Soliton dynamics in finite nonlocal media with cylindrical symmetry

TL;DR

This paper investigates how finite boundaries influence the behavior of spatial nonlocal solitons in cylindrically symmetric media, deriving analytical expressions and revealing boundary-induced bifurcations affecting soliton dynamics.

Contribution

It introduces an analytical approach combining Ehrenfest's theorem and Green's function to analyze boundary effects on nonlocal solitons, highlighting boundary conditions' role in bifurcation phenomena.

Findings

Boundary conditions significantly affect soliton dynamics.

A supercritical pitchfork bifurcation occurs at a threshold boundary condition.

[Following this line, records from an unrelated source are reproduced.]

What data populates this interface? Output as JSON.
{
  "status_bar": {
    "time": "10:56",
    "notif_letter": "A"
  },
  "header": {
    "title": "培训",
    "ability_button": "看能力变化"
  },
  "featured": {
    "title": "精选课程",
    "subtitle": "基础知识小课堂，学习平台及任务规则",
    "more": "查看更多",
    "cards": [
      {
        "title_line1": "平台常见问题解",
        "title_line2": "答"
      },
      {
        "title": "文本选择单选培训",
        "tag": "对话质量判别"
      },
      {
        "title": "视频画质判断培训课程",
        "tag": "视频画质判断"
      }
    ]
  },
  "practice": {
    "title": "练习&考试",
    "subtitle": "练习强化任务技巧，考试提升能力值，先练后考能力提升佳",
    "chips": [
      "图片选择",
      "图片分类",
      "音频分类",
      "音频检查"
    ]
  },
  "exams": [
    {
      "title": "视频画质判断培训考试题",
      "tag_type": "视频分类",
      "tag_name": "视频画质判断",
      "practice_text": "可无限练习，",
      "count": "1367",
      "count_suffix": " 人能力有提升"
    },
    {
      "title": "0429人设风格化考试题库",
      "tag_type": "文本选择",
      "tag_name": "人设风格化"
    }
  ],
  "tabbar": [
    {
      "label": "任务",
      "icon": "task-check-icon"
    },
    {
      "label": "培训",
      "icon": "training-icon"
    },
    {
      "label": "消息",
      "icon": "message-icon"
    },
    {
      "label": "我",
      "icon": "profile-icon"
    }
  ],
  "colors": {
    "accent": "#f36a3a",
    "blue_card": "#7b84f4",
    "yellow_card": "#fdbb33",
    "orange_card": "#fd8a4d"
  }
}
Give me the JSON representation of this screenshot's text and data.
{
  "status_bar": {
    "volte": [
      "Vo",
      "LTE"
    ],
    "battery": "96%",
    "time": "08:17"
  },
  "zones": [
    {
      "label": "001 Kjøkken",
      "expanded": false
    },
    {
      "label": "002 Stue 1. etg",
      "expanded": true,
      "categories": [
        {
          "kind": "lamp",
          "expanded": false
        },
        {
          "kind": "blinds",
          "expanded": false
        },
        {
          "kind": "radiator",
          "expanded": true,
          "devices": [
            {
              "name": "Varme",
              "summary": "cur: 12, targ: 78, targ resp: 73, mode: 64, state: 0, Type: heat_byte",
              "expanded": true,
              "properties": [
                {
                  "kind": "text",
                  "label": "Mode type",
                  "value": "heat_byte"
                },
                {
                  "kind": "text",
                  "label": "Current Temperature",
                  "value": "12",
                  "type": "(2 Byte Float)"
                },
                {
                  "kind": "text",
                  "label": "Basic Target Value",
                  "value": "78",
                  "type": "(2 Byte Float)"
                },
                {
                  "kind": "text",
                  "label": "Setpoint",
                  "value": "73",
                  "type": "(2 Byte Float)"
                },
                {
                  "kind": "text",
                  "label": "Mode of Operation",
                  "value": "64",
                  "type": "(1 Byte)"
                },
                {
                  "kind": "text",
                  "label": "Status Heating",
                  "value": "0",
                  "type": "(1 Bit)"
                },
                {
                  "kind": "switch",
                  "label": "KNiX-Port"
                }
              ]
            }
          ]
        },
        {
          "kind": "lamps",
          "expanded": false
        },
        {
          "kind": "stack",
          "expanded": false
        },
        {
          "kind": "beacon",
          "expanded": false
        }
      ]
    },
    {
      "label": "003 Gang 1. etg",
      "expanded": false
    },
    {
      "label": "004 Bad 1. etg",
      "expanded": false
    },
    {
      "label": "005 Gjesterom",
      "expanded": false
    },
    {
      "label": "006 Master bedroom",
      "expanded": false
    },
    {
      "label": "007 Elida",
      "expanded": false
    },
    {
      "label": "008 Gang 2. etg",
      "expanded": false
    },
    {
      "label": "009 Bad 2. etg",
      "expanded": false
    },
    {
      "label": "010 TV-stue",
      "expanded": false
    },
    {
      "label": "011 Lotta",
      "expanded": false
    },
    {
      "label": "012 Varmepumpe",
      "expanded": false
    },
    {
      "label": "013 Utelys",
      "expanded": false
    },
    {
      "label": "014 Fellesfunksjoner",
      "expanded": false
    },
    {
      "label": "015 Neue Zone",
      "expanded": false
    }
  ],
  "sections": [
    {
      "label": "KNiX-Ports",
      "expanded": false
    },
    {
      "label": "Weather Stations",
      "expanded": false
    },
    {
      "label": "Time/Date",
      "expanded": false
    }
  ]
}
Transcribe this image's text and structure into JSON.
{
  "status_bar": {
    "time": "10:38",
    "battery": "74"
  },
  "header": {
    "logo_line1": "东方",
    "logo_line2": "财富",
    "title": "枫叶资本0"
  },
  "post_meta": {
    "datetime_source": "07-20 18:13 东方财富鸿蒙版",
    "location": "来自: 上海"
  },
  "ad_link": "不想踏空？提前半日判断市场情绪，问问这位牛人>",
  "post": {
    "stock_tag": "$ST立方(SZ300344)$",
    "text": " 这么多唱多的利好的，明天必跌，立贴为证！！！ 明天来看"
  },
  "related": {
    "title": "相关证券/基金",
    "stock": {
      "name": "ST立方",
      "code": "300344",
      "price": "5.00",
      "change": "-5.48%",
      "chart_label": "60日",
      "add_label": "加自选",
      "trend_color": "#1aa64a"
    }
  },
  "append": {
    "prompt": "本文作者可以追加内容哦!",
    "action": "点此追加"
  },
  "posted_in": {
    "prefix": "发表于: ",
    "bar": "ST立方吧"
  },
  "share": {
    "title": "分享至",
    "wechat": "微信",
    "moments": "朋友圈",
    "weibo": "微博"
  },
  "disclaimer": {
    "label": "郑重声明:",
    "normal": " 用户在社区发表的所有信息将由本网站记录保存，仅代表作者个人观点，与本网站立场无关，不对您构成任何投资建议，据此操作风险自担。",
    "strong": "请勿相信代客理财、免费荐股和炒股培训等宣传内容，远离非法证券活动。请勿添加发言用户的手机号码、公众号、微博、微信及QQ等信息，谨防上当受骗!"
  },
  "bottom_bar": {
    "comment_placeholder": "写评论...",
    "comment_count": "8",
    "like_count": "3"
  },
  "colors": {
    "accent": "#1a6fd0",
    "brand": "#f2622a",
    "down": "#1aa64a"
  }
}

Analytical expressions accurately predict boundary-induced forces on solitons.

Abstract

The effect of finite boundaries in the propagation of spatial nonlocal solitons in media with cylindrical symmetry is analyzed. Using Ehrenfest's theorem together with the Green's function of the nonlinear refractive index equation, we derive an analytical expression for the force exerted on the soliton by the boundaries, verifying its validity by full numerical propagation. We show that the dynamics of the soliton are determined not only by the degree of nonlocality, but also by the boundary conditions for the refractive index. In particular, we report that a supercritical pitchfork bifurcation appears when the boundary condition exceed a certain threshold value.